Individuo e Coletivo – Quem serve a quem?

53618835 – contempt toward unique ones, being different, weird, surrounded by adversity, judging the odd one, wood pencils on desk

A relação entre o indivíduo e o coletivo tem apresentado principalmente dois grandes modelos. Aquele que diz que o indivíduo é, antes e depois de tudo, uma pequena unidade de um todo muito maior e aquele que sustenta o contrário, que os coletivos existem para desenvolver os indivíduos.
Sistemas de governo devem administrar a economia, a segurança, a educação, a cultura, para permitir que os indivíduos das sociedades que lideram consigam se desenvolver da melhor forma. Para si próprios. Não para promover um bem comum que erradamente se chamaria de “bem maior”. Pelo contrário. Não existiria maior bem que a realização mais plena de cada indivíduo ou a felicidade de cada ser.
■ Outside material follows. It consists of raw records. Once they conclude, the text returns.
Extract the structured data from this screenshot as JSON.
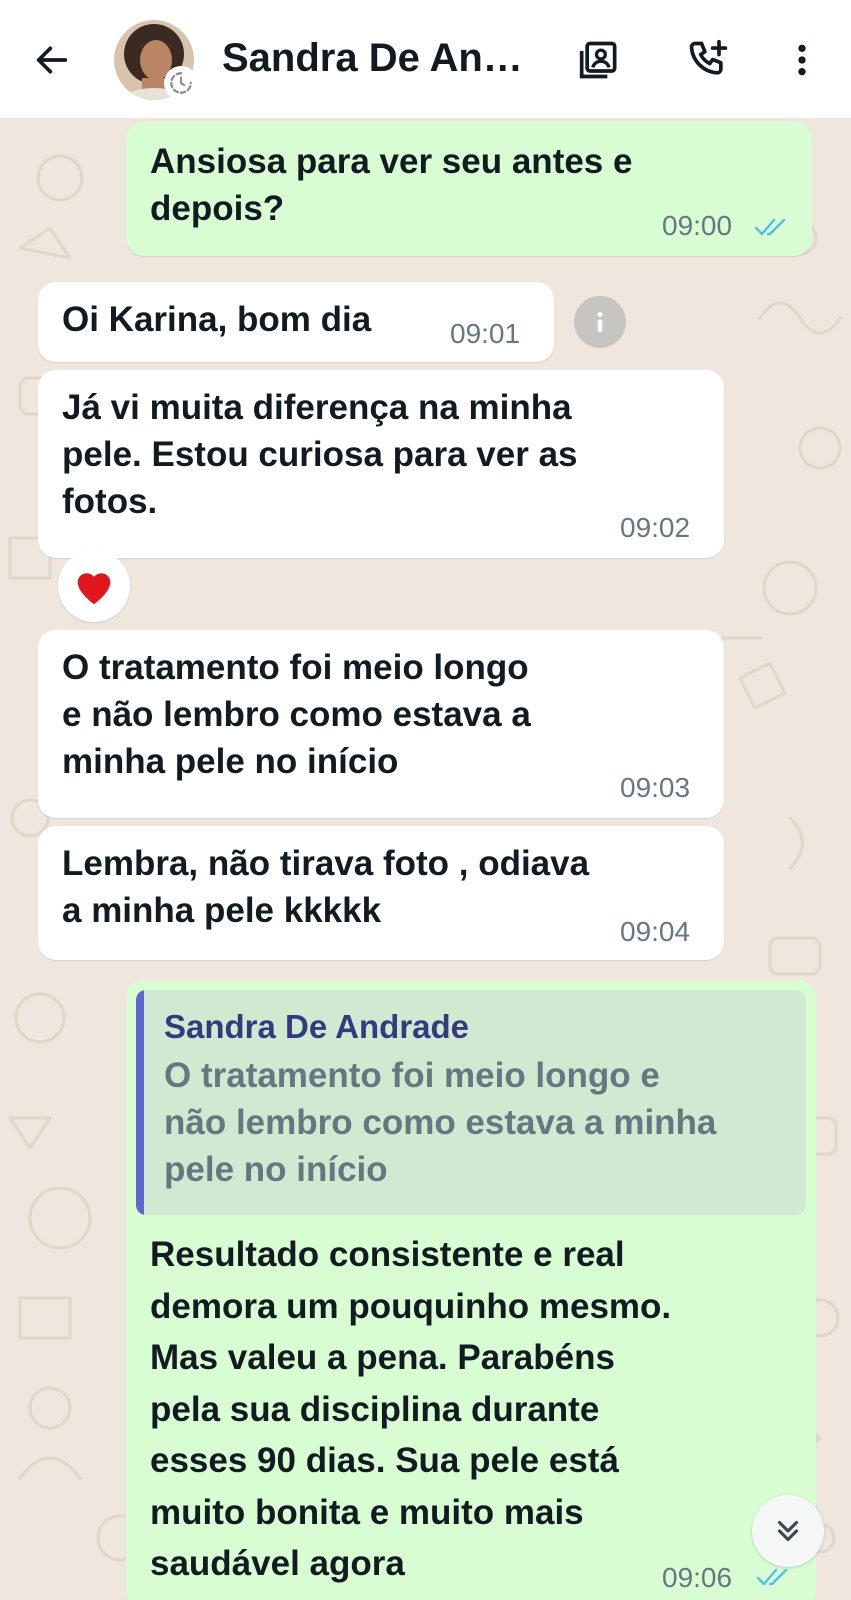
{
  "header": {
    "contact_name": "Sandra De An…",
    "back_icon": "arrow-left-icon",
    "contacts_icon": "contact-card-icon",
    "add_call_icon": "phone-plus-icon",
    "menu_icon": "more-vertical-icon"
  },
  "messages": [
    {
      "direction": "out",
      "text": "Ansiosa para ver seu antes e\ndepois?",
      "time": "09:00",
      "read": true
    },
    {
      "direction": "in",
      "text": "Oi Karina, bom dia",
      "time": "09:01"
    },
    {
      "direction": "in",
      "text": "Já vi muita diferença na minha\npele. Estou curiosa para ver as\nfotos.",
      "time": "09:02",
      "reaction": "❤️"
    },
    {
      "direction": "in",
      "text": "O tratamento foi meio longo\ne não lembro como estava a\nminha pele no início",
      "time": "09:03"
    },
    {
      "direction": "in",
      "text": "Lembra, não tirava foto , odiava\na minha pele kkkkk",
      "time": "09:04"
    },
    {
      "direction": "out",
      "quote": {
        "author": "Sandra De Andrade",
        "text": "O tratamento foi meio longo e\nnão lembro como estava a minha\npele no início"
      },
      "text": "Resultado  consistente e real\ndemora um pouquinho mesmo.\nMas valeu a pena. Parabéns\npela sua disciplina durante\nesses 90 dias. Sua pele está\nmuito bonita e muito mais\nsaudável agora",
      "time": "09:06",
      "read": true
    }
  ],
  "colors": {
    "outgoing_bubble": "#d9fdd3",
    "incoming_bubble": "#ffffff",
    "read_ticks": "#53bdeb",
    "quote_bar": "#5f66cd"
  }
}
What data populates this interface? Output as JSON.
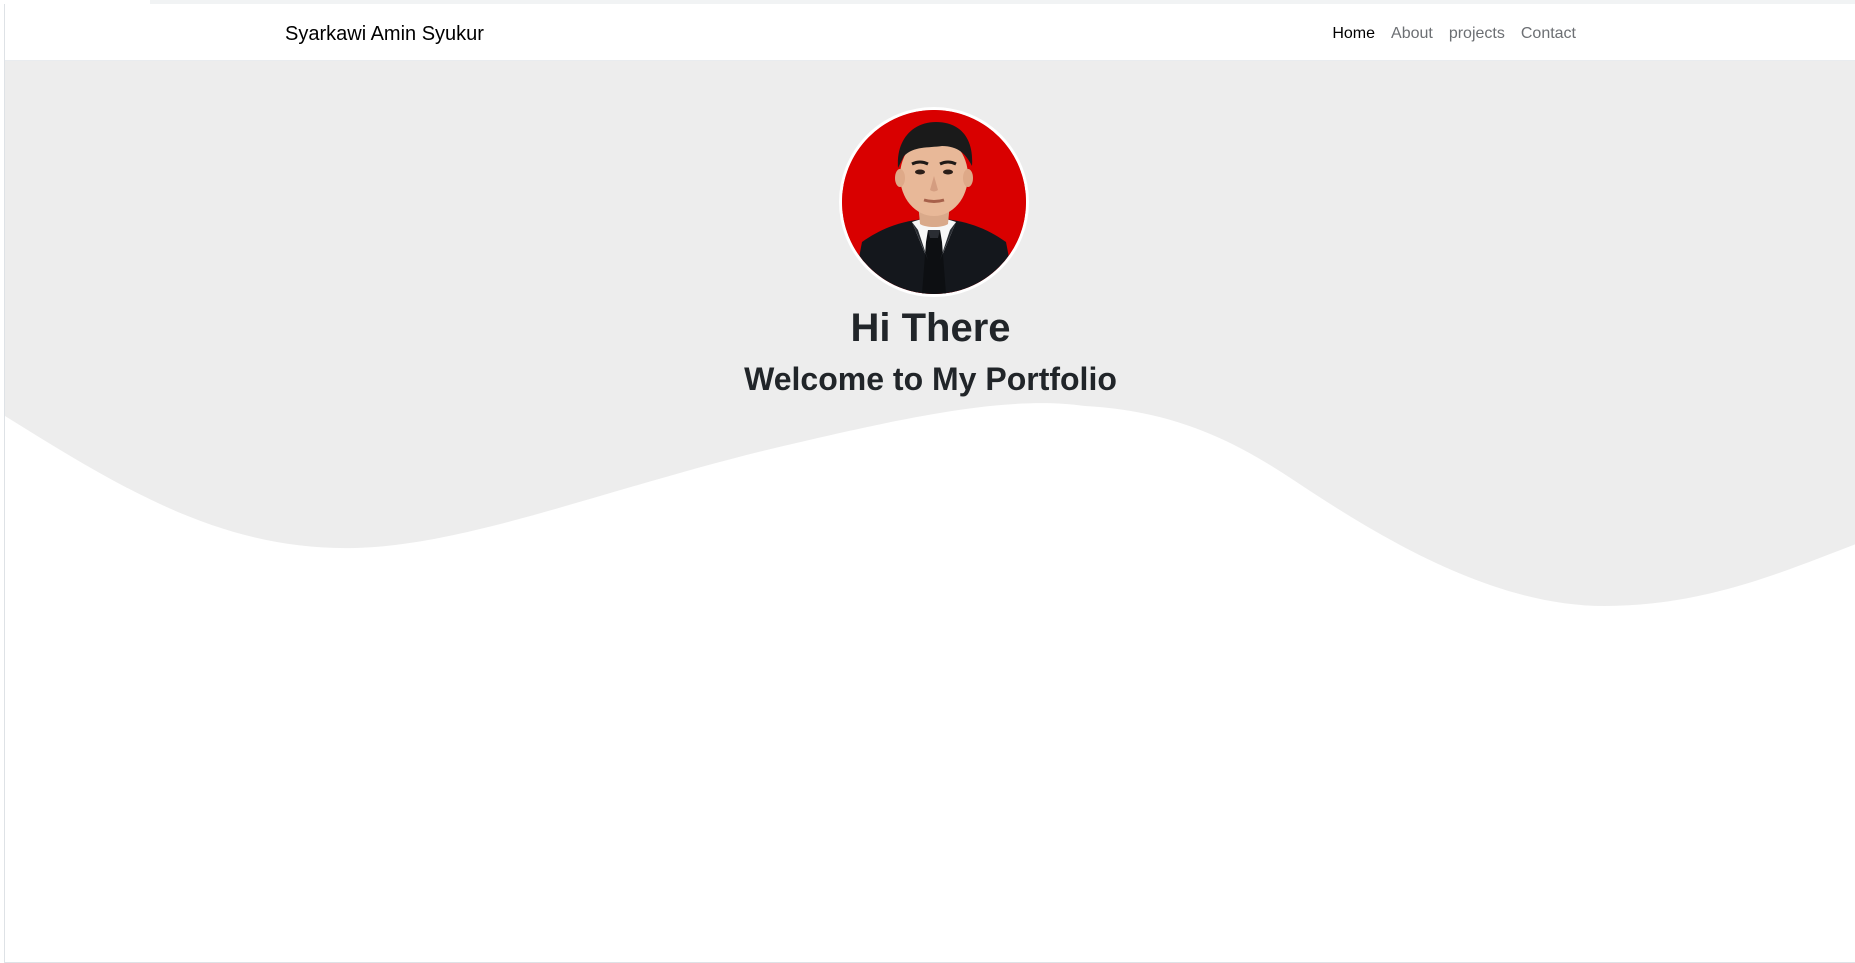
{
  "navbar": {
    "brand": "Syarkawi Amin Syukur",
    "links": [
      {
        "label": "Home",
        "active": true
      },
      {
        "label": "About",
        "active": false
      },
      {
        "label": "projects",
        "active": false
      },
      {
        "label": "Contact",
        "active": false
      }
    ]
  },
  "hero": {
    "greeting": "Hi There",
    "subtitle": "Welcome to My Portfolio",
    "avatar_icon": "profile-photo",
    "background_color": "#ededed",
    "avatar_background": "#d90000"
  }
}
O acerto de uma cultura, de um valor, de uma religião, de um modo de educação, de uma economia ou de um sistema político medir-se-ia de acordo com o grau de felicidade ou realização pessoal de seus indivíduos.
Já o primeiro modelo, diria que cada indivíduo é um pequeno detalhe finito, temporal da imensidão do tempo e do espaço, da história e da natureza. Ele se vê erradamente como o centro de tudo, mas seu passo por ambos é apenas um mero detalhe. A história, como uma cultura, uma religião ou uma filosofia seriam avaliadas em função do grau de evolução que permitem a suas sociedades e grupos, e ao mundo. A eficiência da educação ou da economia se mediria em virtude da formação de indivíduos que perpetuem, promovam e evoluam o coletivo. O bem, o justo, e o próprio Deus seriam caracterizados pelo geral. Guerras mundiais, catástrofes massivas poderiam ser vistas como preços necessários e justificados se o coletivo, o mundo, conseguiu progredir graças a elas.
Os grandes pensadores do racionalismo e do idealismo, sejam eles judeus como Maimônides ou Spinoza, ou não como Platão, Aristóteles ou Kant, apoiavam o primeiro modelo. Também as ideologias extremas de direita como de esquerda promoviam o bem internacional ou o nacional por cima de tudo.
Os liberalismos econômicos ou políticos, e os pensadores existencialistas judeus ou não estariam mais perto do segundo modelo.
A parasha da semana parece propor um modelo intermediário. Prestes a entrarem na terra prometida duas tribos e meia pedem para ficar no caminho em virtude das condições favoráveis da terra na qual se encontram, para seu gado. Moises aceita o pedido e inclusive a justificativa materialista e individualista mas reclama ao mesmo tempo pela responsabilidade coletiva: “seus irmãos sairão à luta pela conquista da nossa terra comum e vocês ficarão sentados aqui com seus gados?”
A solução resulta em que eles povoarão a terra de sua conveniência, mas acompanharão o coletivo na sua luta. Só uma vez que todas as tribos conseguirem se instalar nas suas respectivas parcelas da terra prometida, eles voltariam a seus territórios pré-escolhidos fora dela.
Talvez o bem comum seja o bem individual e vice-versa. Talvez apenas uma sociedade que prioriza a unicidade de seus indivíduos seja digna de indivíduos que se entreguem também a sua realização plena. E vice-versa. Somente indivíduos dispostos a ver o bem comum como um grande ideal, além de suas vidas finitas, seriam dignos de um sistema coletivo que os promova individualmente. Talvez a realização do coletivo so seja possível na dos seus indivíduos e a dos indivíduos na projeção do coletivo.